その頃

 有馬咲良こと影入秋斗。

 彼が死んだ……その事実は大きな現実となって日本政府に重くのしかかっていた。


「……まさか、彼が死んでしまうとは」


 人類未踏地域である冥層。

 そこを単騎で駆け抜ける他の冒険者とは一線を画す実力を持っている影入秋斗の存在を日本政府が把握していないわけがなかった。

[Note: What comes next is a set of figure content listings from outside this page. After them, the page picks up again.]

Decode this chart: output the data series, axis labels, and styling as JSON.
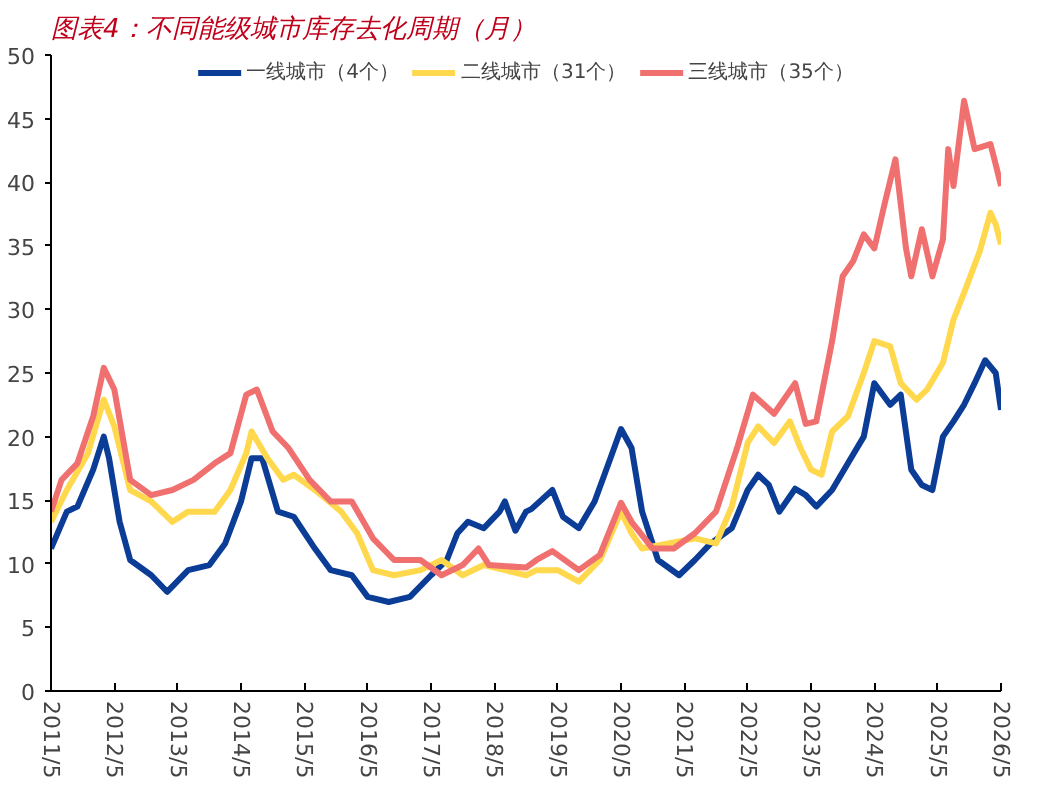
{
  "chart_data": {
    "type": "line",
    "title": "图表4：不同能级城市库存去化周期（月）",
    "xlim": [
      "2011-05",
      "2026-05"
    ],
    "xticks": [
      {
        "value": "2011-05",
        "label": "2011/5"
      },
      {
        "value": "2012-05",
        "label": "2012/5"
      },
      {
        "value": "2013-05",
        "label": "2013/5"
      },
      {
        "value": "2014-05",
        "label": "2014/5"
      },
      {
        "value": "2015-05",
        "label": "2015/5"
      },
      {
        "value": "2016-05",
        "label": "2016/5"
      },
      {
        "value": "2017-05",
        "label": "2017/5"
      },
      {
        "value": "2018-05",
        "label": "2018/5"
      },
      {
        "value": "2019-05",
        "label": "2019/5"
      },
      {
        "value": "2020-05",
        "label": "2020/5"
      },
      {
        "value": "2021-05",
        "label": "2021/5"
      },
      {
        "value": "2022-05",
        "label": "2022/5"
      },
      {
        "value": "2023-05",
        "label": "2023/5"
      },
      {
        "value": "2024-05",
        "label": "2024/5"
      },
      {
        "value": "2025-05",
        "label": "2025/5"
      },
      {
        "value": "2026-05",
        "label": "2026/5"
      }
    ],
    "ylim": [
      0,
      50
    ],
    "yticks": [
      0,
      5,
      10,
      15,
      20,
      25,
      30,
      35,
      40,
      45,
      50
    ],
    "grid": false,
    "legend": "top",
    "marker": "none",
    "line_style": "solid",
    "series": [
      {
        "name": "一线城市（4个）",
        "color": "#0b3c96",
        "x": [
          "2011-05",
          "2011-08",
          "2011-10",
          "2012-01",
          "2012-03",
          "2012-04",
          "2012-06",
          "2012-08",
          "2012-12",
          "2013-03",
          "2013-07",
          "2013-11",
          "2014-02",
          "2014-05",
          "2014-07",
          "2014-09",
          "2014-12",
          "2015-03",
          "2015-07",
          "2015-10",
          "2016-02",
          "2016-05",
          "2016-09",
          "2017-01",
          "2017-05",
          "2017-08",
          "2017-10",
          "2017-12",
          "2018-03",
          "2018-06",
          "2018-07",
          "2018-09",
          "2018-11",
          "2018-12",
          "2019-04",
          "2019-06",
          "2019-09",
          "2019-12",
          "2020-03",
          "2020-05",
          "2020-07",
          "2020-09",
          "2020-12",
          "2021-04",
          "2021-07",
          "2021-10",
          "2022-02",
          "2022-05",
          "2022-07",
          "2022-09",
          "2022-11",
          "2023-02",
          "2023-04",
          "2023-06",
          "2023-09",
          "2023-12",
          "2024-03",
          "2024-05",
          "2024-08",
          "2024-10",
          "2024-12",
          "2025-02",
          "2025-04",
          "2025-06",
          "2025-08",
          "2025-10",
          "2025-12",
          "2026-02",
          "2026-04",
          "2026-05"
        ],
        "values": [
          11.2,
          14.1,
          14.5,
          17.4,
          20.0,
          18.3,
          13.3,
          10.3,
          9.1,
          7.8,
          9.5,
          9.9,
          11.6,
          14.9,
          18.3,
          18.3,
          14.1,
          13.7,
          11.2,
          9.5,
          9.1,
          7.4,
          7.0,
          7.4,
          9.1,
          10.3,
          12.4,
          13.3,
          12.8,
          14.1,
          14.9,
          12.6,
          14.1,
          14.3,
          15.8,
          13.7,
          12.8,
          14.9,
          18.3,
          20.6,
          19.1,
          14.1,
          10.3,
          9.1,
          10.3,
          11.6,
          12.8,
          15.8,
          17.0,
          16.2,
          14.1,
          15.9,
          15.4,
          14.5,
          15.8,
          17.9,
          20.0,
          24.2,
          22.5,
          23.3,
          17.4,
          16.2,
          15.8,
          20.0,
          21.2,
          22.5,
          24.2,
          26.0,
          25.0,
          22.1
        ]
      },
      {
        "name": "二线城市（31个）",
        "color": "#ffd84d",
        "x": [
          "2011-05",
          "2011-08",
          "2011-12",
          "2012-03",
          "2012-05",
          "2012-08",
          "2012-12",
          "2013-04",
          "2013-07",
          "2013-12",
          "2014-03",
          "2014-06",
          "2014-07",
          "2014-10",
          "2015-01",
          "2015-03",
          "2015-07",
          "2015-12",
          "2016-03",
          "2016-06",
          "2016-10",
          "2017-03",
          "2017-07",
          "2017-11",
          "2018-03",
          "2018-07",
          "2018-11",
          "2019-01",
          "2019-05",
          "2019-09",
          "2020-01",
          "2020-05",
          "2020-07",
          "2020-09",
          "2021-02",
          "2021-07",
          "2021-11",
          "2022-02",
          "2022-05",
          "2022-07",
          "2022-10",
          "2023-01",
          "2023-03",
          "2023-05",
          "2023-07",
          "2023-09",
          "2023-12",
          "2024-03",
          "2024-05",
          "2024-08",
          "2024-10",
          "2025-01",
          "2025-03",
          "2025-06",
          "2025-08",
          "2025-10",
          "2026-01",
          "2026-03",
          "2026-04",
          "2026-05"
        ],
        "values": [
          13.3,
          15.8,
          18.7,
          22.9,
          20.8,
          15.8,
          14.9,
          13.3,
          14.1,
          14.1,
          15.8,
          18.7,
          20.4,
          18.3,
          16.6,
          17.0,
          15.8,
          14.1,
          12.4,
          9.5,
          9.1,
          9.5,
          10.3,
          9.1,
          9.9,
          9.5,
          9.1,
          9.5,
          9.5,
          8.6,
          10.3,
          14.1,
          12.4,
          11.2,
          11.6,
          12.0,
          11.6,
          14.5,
          19.5,
          20.8,
          19.5,
          21.2,
          19.1,
          17.4,
          17.0,
          20.4,
          21.6,
          25.0,
          27.5,
          27.1,
          24.2,
          22.9,
          23.7,
          25.8,
          29.2,
          31.3,
          34.6,
          37.6,
          36.7,
          35.1
        ]
      },
      {
        "name": "三线城市（35个）",
        "color": "#f07070",
        "x": [
          "2011-05",
          "2011-07",
          "2011-10",
          "2012-01",
          "2012-03",
          "2012-05",
          "2012-08",
          "2012-12",
          "2013-04",
          "2013-08",
          "2013-12",
          "2014-03",
          "2014-06",
          "2014-08",
          "2014-11",
          "2015-02",
          "2015-06",
          "2015-10",
          "2016-02",
          "2016-06",
          "2016-10",
          "2017-03",
          "2017-07",
          "2017-11",
          "2018-02",
          "2018-04",
          "2018-11",
          "2019-01",
          "2019-04",
          "2019-09",
          "2020-01",
          "2020-05",
          "2020-07",
          "2020-11",
          "2021-03",
          "2021-07",
          "2021-11",
          "2022-03",
          "2022-06",
          "2022-10",
          "2023-02",
          "2023-04",
          "2023-06",
          "2023-09",
          "2023-11",
          "2024-01",
          "2024-03",
          "2024-05",
          "2024-07",
          "2024-09",
          "2024-11",
          "2024-12",
          "2025-02",
          "2025-04",
          "2025-06",
          "2025-07",
          "2025-08",
          "2025-10",
          "2025-12",
          "2026-03",
          "2026-04",
          "2026-05"
        ],
        "values": [
          14.1,
          16.6,
          17.9,
          21.6,
          25.4,
          23.7,
          16.6,
          15.4,
          15.8,
          16.6,
          17.9,
          18.7,
          23.3,
          23.7,
          20.4,
          19.1,
          16.6,
          14.9,
          14.9,
          12.0,
          10.3,
          10.3,
          9.1,
          9.9,
          11.2,
          9.9,
          9.7,
          10.3,
          11.0,
          9.5,
          10.7,
          14.8,
          13.3,
          11.2,
          11.2,
          12.4,
          14.1,
          19.1,
          23.3,
          21.8,
          24.2,
          21.0,
          21.2,
          27.5,
          32.6,
          33.8,
          35.9,
          34.8,
          38.4,
          41.8,
          34.8,
          32.6,
          36.3,
          32.6,
          35.5,
          42.6,
          39.7,
          46.4,
          42.6,
          43.0,
          41.4,
          39.7
        ]
      }
    ]
  }
}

「……もう少し、我々の方で接触してサポートするべきだったでしょうか?」


「……どうだろうな。あの設備不良は間違いなく我々の責任であろう。腹を切って詫びるべき。というより俺はもう任期を終えれば腹を切るつもりだ。だが、その他。それ以外のサポートに関してはいまだどうすればよいかわからぬ。彼は意思表示をしてこなかったし、初手で必要以上の干渉はしてくるな、と言われているからな」


「なぜか自分に自信がなかったですしね」


「そうだ」


 影入秋斗が死んだ。

 その重すぎる事実を前に頭を抱えることしかできない日本政府で、総理とその秘書の二人が共に頭を抱えていた。

 最高のセキュリティーを施した首相官邸の執務室だ。

 この二人の会話が外部に漏れることはないだろう。


「ところで、われらが日本のトップチームの状況はどうなっている?」


 そんな中で、総理が違う話題も降る。


「……最悪です。一方的に彼を神として慕っていた聖女の状態が芳しくありません。その他の皆さんはショックを受けつつも奮起しておりますが。それでも、聖女の不在は致命的な問題になるでしょうね」


「……そうかぁ。だが、あの子の心酔ぶりは少し心配になるほどであったからな。こうもなるか……回復はいつ頃になるか。悩みの種が尽きないな。……それで、そうだな。諸国家の反応はどうなっている?」


「絶望の一言ですね。彼に関してはもう強すぎて国家間のパワーバランスにもはや影響を与えていませんでしたので。純粋な悲しみの声であふれていますよ。あまりにも偉大が過ぎました」


「であろうな」


 影入秋斗は日本だけでなく、世界でもひそかに暗躍して活躍し続けていた。

 その功労者がなくなったともなれば日本だけではなく世界中での混乱になるだろう。


「……世界の命運はどうなるのでしょう」


「もとより、たった一人の少年に押し付けるような事柄ではないのだがな……どうにか、彼の遺体だけでも回収してあげたい。だが、さすがに無理だよな」


「……あの階層は誰でも無理ですね」


「世界がどうなることやら」


 日本政府は、本当にどうしようもない現実に頭を抱えることしかできなかった。